2. Make chimichurri. Chimichurri is a South American sauce starring plenty of fresh parsley. It’s a little bit like a pesto but with more of a bright flavor. It’s a great sauce for dipping bread or spooning over something hearty, like portobello mushrooms.
3. Drizzle it onto your salads. Like in a smoothie, parsley adds a lovely flavor to creamy salad dressings. Try Dianne’s Easy Peasy Lemony Tahini dressing with a healthy dose of parsley.
4. Have a panzanella party. Panzanella is a bread salad, and it’s perfect with plenty of parsley! Try this delicious recipe.

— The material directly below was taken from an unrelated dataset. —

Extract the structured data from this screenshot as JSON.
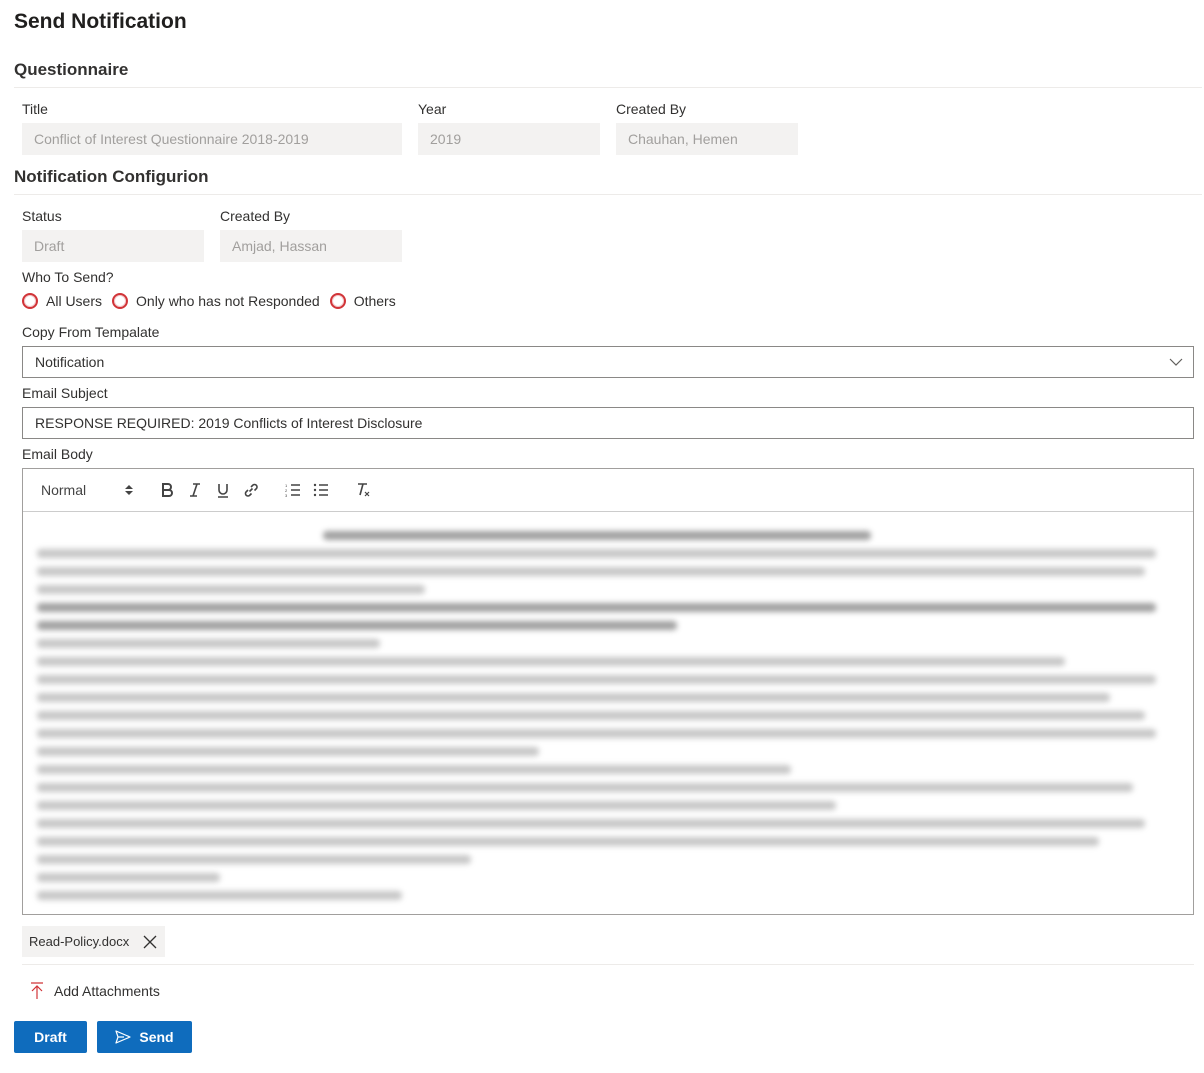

5. Add to your grain salads. Ricki’s quinoa and wild rice salad gets some extra zip from plenty of fresh parsley.
6. Toss into pasta salad. Parsley and two kinds of squash are the stars of Nava Atlas’s healthy pasta salad recipe.
7. Mix up your pesto. Pesto doesn’t have to be all about the basil. Try this vegan parsley pesto with walnuts pasta recipe. And also this eggplant lasagna with parsley pesto. Kathy over at Healthy Slow Cooking has a kale pesto recipe with parsley (pictured above) that she adds to hummus. Yum!
8. Spice up your rice. Vegan Miam’s Arroz Verde recipe uses a whole cup of fresh parsley for a bright, vibrant side dish.